Протопоп Симеон, исполнявший свою должность в Покровском монастыре «лет с двадцать», также поплатился за излишние разговоры: по повелению бывшей царицы его лишили сана и насильно постригли в монахи с именем Симон: «претили и смертным страхом, и за таким страхом не смели больше ей претить и извещать».

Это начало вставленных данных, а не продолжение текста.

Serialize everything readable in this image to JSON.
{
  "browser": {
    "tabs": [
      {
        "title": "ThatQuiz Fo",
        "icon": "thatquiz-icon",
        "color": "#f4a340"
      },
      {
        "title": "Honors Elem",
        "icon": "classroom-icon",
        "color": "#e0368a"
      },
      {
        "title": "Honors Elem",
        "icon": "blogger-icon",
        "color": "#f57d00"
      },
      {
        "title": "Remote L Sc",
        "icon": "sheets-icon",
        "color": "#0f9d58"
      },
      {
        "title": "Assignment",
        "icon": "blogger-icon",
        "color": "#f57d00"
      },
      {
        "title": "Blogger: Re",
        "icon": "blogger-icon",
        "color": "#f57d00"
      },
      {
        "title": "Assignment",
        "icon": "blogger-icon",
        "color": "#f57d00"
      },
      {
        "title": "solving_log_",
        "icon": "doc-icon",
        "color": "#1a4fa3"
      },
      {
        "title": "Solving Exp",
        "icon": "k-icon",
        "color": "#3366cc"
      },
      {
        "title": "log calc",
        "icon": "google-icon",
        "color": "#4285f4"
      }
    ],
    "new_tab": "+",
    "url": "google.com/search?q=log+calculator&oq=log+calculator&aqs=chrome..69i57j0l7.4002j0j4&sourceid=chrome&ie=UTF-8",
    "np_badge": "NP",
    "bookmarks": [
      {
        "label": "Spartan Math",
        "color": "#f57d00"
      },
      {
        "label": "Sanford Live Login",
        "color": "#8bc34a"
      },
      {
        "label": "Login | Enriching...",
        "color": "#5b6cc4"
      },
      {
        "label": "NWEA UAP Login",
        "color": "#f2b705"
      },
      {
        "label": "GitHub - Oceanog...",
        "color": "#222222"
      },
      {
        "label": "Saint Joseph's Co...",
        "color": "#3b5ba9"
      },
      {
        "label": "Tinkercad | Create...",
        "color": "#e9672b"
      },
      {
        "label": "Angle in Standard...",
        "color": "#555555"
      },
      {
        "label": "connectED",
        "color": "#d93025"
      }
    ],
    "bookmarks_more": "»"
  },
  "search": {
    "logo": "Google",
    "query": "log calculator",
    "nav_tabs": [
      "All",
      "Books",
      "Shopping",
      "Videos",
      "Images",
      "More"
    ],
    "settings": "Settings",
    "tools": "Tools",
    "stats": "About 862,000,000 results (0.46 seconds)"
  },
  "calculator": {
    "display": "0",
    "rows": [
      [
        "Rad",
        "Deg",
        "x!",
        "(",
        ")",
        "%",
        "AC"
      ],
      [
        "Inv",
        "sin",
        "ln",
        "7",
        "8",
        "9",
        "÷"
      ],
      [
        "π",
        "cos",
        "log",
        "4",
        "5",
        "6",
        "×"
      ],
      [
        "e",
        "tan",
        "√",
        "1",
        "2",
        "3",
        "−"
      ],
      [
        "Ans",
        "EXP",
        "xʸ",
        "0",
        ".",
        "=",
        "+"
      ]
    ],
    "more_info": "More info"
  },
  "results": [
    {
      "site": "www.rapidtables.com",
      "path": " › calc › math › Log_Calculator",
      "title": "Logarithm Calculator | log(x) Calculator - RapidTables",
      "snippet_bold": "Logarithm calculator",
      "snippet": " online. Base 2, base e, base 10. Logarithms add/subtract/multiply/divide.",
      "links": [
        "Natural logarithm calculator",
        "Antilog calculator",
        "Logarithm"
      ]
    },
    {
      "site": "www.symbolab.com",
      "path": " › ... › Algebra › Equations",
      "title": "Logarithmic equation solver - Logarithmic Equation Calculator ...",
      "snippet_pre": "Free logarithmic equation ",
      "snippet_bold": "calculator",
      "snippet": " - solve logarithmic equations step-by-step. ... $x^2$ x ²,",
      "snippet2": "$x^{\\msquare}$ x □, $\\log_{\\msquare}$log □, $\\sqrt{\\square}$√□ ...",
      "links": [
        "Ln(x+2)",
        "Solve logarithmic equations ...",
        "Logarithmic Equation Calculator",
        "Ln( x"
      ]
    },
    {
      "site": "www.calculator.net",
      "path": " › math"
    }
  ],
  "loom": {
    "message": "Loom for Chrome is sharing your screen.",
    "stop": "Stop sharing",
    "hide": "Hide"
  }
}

Эта расправа с протопопом свидетельствовала, с одной стороны, о реальной власти, которой обладала бывшая царица, а с другой — о страхе перед ней монашеских сестер и властей, много лет молчавших о нарушениях монашеского уклада. Страх преследовал их отовсюду — они боялись бывшую царицу и равно боялись оказаться под следствием, грозившим наказанием за то, что в свое время они не донесли о поведении инокини Елены. Именно страх принуждал монахинь и бельцов показывать во время следствия, что им был неведом факт пострижения Евдокии Федоровны в монахини, равно как не подозревали они и о том, что она под своим мирским именем упоминалась во время молебнов за здравие членов царствующей фамилии.
Формально первый Суздальский розыск был завершен 5 марта 1718 года обнародованием «Манифеста о бывшей царице Евдокии». Впрочем, название Манифеста не совсем точно отражает его содержание, ибо большая часть текста посвящена не бывшей царице, а ростовскому епископу Досифею, после лишения сана превратившемуся в расстригу Демида, капитану Степану Глебову, царевне Марии Алексеевне и другим.
Манифест обстоятельно, вплоть до мельчайших подробностей, излагает вину каждой персоны. Однако кое о чем умалчивается. Так, в Манифесте отсутствует объяснение причин, по которым царица Евдокия Федоровна оказалась в келье Суздальского Покровского девичьего монастыря. Об этом сказано глухо и невнятно — рукой Петра в текст внесены следующие ничего не объясняющие слова: она «в прошлом 207 (1698) году» оказалась здесь «для некоторых своих противностей и подозрения».
Обвинительная часть Манифеста заимствована из следственных дел, иногда дословно повторяя их текст: подробно описан обряд пострижения царицы, названы имена лиц, его совершивших или при этом присутствовавших: протопопа, попов, диаконов, а также инокинь.
В адрес старицы Елены Манифест выдвинул три обвинения. На первое место поставлено то, что она, будучи монахиней, «скинула» чернецкое платье и стала носить мирское, в котором ее обнаружил гвардейский капитан Скорняков-Писарев, неожиданно появившийся в Суздале, чтобы доставить старицу Елену в Москву. Второе обвинение состояло в том, что в «жертвенник», перечислявший имена особ царствующего дома, по ее повелению было внесено ее имя, имя царицы Евдокии Федоровны, в то время как имя подлинной царицы Екатерины Алексеевны отсутствовало. И, наконец, третья вина бывшей царицы состояла в блудной связи с капитаном Степаном Глебовым, в чем и он, и она признались.